3D or not 3D, that is the question: raypath interferometry in 3D processing
David C. Henley
The successful use of the technique we call ‘raypath interferometry’ has been documented in recent years on several 2D datasets. It has been applied not only in situations where near-surface corrections are large and non-stationary, but also where conventional statics solutions based on surface-consistency also work well. The raypath interferometry method is more complex than surface-consistent statics techniques, but because of the more general concept of ‘raypath consistency’, it is able to provide superior surface corrections for seismic data acquired in areas with complex surface conditions, or in situations like converted-wave (PS) imaging where near-surface variations can lead to large, non-stationary surface corrections.

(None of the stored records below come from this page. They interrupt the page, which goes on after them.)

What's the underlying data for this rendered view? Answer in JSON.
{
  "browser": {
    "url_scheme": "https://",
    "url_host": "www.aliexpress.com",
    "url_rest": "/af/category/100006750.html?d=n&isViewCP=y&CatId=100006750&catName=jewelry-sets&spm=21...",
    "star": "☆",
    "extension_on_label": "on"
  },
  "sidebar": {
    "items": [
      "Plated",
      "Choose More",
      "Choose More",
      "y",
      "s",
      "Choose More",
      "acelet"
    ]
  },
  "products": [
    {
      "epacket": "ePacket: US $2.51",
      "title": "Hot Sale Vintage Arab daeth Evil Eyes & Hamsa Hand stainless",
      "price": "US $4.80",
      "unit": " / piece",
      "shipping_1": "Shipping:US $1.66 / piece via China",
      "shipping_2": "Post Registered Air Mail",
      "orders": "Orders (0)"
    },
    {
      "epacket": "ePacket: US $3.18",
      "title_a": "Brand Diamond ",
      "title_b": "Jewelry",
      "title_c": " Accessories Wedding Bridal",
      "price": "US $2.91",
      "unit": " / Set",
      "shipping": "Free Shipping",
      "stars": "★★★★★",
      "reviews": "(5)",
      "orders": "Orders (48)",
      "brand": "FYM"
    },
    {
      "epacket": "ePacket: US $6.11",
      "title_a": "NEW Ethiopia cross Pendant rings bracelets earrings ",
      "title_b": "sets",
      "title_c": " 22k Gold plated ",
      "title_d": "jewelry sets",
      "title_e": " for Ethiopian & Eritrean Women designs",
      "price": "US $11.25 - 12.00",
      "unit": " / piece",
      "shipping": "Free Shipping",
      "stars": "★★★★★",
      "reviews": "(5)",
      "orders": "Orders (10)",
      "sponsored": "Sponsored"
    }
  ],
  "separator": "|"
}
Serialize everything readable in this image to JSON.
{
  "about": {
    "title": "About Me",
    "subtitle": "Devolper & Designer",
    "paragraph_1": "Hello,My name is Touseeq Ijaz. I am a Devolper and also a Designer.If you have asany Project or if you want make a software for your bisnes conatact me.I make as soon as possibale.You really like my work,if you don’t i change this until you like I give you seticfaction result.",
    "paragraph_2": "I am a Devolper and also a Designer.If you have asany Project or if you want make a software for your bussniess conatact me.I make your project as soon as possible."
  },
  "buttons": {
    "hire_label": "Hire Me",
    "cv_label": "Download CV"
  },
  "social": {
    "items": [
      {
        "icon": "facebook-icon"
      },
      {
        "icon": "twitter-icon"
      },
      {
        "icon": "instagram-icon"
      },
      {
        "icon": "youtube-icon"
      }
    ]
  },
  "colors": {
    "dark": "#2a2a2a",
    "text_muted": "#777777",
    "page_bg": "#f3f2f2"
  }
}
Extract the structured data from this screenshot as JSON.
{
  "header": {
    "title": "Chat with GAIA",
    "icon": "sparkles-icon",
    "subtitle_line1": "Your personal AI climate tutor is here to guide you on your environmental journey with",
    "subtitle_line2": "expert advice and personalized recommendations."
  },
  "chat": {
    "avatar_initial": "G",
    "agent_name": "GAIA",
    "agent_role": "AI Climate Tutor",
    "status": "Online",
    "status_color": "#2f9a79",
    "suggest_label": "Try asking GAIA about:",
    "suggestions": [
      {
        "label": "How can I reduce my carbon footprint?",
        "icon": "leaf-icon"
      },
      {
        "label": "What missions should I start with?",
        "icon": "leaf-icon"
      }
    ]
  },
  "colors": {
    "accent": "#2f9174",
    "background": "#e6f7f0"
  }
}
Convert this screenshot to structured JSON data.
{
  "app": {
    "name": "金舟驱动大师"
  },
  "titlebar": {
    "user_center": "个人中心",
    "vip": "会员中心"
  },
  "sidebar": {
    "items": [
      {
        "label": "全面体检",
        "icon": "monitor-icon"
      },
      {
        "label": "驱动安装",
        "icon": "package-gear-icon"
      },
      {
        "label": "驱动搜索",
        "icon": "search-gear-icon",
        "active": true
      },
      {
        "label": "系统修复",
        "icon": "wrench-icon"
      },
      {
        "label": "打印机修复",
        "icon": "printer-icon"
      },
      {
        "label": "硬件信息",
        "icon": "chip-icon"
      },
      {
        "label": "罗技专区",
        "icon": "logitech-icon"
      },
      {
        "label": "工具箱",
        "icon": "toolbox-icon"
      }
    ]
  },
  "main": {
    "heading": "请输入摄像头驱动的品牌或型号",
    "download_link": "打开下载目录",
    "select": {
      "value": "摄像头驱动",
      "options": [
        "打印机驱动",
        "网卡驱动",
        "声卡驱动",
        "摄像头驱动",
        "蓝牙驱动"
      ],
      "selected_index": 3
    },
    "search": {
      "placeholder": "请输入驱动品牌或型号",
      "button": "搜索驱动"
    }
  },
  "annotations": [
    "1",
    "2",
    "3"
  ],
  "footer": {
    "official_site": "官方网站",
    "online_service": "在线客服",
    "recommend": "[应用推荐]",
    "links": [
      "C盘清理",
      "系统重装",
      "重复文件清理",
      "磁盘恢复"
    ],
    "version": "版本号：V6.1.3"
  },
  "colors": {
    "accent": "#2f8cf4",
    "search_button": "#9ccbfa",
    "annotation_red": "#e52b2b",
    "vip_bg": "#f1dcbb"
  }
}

To apply raypath interferometry to 2D data, the usual source (or receiver) gathers are transformed into a domain where raypath can be parametrized as a coordinate of the ensemble, using one of several possible transforms. This process is straightforward for 2D datasets; but extending the notion to 3D requires further consideration. We discuss here some possibilities and demonstrate one approach which seems promising. Introducing the surface azimuth between source and receiver locations, we demonstrate one pathway for extending raypath interferometry to 3D: extending the ‘surface function’ introduced in 2D raypath interferometry from a 2D function of surface location and raypath parameter to a 3D function of surface location, raypath parameter, and azimuth. We show one way of transforming 3D data into a useful raypath domain using the radial trace transform. We then demonstrate the creation of a 3D ‘reference wavefield’ and show that raypath interferometry, even for 3D data, can be implemented as a single cross-correlation and inverse-filter application, just as in the 2D case. Recovering the original 3D traces by reversing the data sorting/transform operation is straightforward. We show that various trace ensembles extracted from the corrected 3D data have no apparent residual statics compared to the same ensembles extracted from the raw data, hence confirming this approach.